Study and Distraction - Shabbat 3
Today’s page continues the discussion of the boundaries between public and private. If a hand may transport an object from public to private, as the Mishnah example says it can, does that mean the hand has an intermediate status between public and private? And if one picks up something and moves it from one realm to another, may one put it down again until the end of Shabbat? Must it be done unknowingly to be exempt? Much of the debate revolves around four categories of rabbinic law: liable [khayav] or exempt [patur] for a sin offering for doing X, and X being permitted [mutar] or forbidden [asur] to do. In fact, for rabbinic decisions some actions can be exempt from sin offerings but still forbidden to do – we would say, strongly recommended against.
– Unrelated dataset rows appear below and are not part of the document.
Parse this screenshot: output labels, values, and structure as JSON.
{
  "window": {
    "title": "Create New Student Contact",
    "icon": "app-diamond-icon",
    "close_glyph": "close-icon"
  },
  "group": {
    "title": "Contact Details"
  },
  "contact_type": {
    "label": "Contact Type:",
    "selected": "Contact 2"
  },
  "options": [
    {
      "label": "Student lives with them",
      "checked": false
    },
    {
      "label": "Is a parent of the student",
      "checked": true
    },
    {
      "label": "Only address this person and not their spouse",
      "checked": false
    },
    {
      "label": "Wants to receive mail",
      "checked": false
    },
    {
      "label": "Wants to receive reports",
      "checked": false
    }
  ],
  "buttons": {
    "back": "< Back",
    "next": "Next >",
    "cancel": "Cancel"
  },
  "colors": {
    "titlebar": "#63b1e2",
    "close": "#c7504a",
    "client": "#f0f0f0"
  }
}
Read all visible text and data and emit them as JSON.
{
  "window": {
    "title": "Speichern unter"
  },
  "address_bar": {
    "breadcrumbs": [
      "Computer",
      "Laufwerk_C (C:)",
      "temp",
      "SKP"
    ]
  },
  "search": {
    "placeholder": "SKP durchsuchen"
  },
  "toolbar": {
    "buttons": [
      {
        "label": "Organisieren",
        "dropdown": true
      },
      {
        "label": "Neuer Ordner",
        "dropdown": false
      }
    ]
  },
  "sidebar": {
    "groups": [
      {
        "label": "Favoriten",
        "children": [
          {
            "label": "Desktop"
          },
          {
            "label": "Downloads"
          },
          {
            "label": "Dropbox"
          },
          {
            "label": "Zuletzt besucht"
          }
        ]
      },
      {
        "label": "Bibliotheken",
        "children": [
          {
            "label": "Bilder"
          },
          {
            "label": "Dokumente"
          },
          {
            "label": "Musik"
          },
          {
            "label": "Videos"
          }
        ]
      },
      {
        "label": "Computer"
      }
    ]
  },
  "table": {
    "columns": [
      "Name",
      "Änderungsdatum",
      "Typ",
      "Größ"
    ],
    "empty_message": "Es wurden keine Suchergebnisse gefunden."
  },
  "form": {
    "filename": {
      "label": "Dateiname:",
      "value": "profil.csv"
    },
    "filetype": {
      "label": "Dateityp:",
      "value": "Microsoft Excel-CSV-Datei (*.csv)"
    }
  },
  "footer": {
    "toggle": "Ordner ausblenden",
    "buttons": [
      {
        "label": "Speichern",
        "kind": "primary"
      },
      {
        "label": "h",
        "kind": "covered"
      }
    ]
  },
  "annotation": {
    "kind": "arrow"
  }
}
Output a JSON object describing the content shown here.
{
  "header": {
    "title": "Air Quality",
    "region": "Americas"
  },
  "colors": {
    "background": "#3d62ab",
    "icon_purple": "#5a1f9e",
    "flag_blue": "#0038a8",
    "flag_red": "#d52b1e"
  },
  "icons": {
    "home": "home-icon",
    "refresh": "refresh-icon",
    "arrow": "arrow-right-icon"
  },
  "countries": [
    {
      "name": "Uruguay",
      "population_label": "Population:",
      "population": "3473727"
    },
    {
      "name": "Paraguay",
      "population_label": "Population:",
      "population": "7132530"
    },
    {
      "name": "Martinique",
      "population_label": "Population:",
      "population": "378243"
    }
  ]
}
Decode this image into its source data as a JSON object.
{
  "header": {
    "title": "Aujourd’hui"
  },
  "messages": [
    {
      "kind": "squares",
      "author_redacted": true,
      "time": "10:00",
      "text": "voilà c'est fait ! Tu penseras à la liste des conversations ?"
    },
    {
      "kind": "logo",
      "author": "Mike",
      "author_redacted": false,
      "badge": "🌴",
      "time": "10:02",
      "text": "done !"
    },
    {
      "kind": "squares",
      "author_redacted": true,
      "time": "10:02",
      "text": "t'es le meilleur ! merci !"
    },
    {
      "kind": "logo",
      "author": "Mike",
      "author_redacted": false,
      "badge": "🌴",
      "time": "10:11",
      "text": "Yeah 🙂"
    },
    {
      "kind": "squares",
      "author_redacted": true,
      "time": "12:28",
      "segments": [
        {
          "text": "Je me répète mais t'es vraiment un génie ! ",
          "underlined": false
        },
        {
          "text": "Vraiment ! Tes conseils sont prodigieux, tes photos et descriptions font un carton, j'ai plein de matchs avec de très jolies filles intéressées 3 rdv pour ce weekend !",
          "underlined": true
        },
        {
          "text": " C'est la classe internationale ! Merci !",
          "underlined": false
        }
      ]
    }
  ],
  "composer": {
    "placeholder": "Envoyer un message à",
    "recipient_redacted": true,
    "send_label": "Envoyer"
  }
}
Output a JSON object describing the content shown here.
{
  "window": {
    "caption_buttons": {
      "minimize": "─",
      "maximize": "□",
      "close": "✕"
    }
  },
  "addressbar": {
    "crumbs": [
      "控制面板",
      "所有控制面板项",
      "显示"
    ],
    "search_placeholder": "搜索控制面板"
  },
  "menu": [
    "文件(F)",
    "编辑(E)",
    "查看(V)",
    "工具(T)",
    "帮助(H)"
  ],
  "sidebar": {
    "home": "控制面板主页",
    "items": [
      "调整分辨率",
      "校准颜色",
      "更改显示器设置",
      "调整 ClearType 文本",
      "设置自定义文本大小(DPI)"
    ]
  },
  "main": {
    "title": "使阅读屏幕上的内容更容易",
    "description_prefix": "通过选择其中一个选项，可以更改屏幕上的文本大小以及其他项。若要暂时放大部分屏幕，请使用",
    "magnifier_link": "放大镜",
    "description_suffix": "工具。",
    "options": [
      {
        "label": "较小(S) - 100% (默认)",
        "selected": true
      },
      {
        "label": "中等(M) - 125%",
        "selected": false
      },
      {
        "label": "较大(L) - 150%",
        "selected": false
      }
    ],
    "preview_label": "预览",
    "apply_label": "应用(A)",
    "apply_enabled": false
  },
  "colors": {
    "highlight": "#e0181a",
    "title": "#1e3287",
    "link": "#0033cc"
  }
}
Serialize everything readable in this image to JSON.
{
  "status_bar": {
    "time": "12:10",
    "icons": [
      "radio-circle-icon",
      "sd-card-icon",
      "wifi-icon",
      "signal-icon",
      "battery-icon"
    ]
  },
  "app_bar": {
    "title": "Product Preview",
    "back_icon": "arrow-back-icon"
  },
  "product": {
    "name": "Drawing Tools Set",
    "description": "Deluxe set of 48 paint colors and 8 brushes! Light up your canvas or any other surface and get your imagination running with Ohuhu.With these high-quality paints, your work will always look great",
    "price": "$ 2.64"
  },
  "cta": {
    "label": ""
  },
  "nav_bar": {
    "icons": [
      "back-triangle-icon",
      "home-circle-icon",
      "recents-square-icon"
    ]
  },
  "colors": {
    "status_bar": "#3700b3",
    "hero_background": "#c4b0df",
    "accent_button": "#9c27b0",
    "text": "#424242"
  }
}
The most interesting piece of the page is a short anecdote that gives us insight into the creative process of the Talmud itself. Rab asks Rabbi a question about a case like the above, which Rabbi answers correctly, but Rab is admonished by Rabbi Hiyya – when a rabbi is studying one tractate, don’t distract him with questions about another! Because rabbinic teachings in this period were based on memory and oral recitation, this makes sense. To read behind the admonishment, when Rab asked his question and Rabbi gave his answer to this situation, they were actually discussing something totally different. This tangential comment was remembered and passed down as part of the teachings on Shabbat, even though it was thought of in the course of studying something else.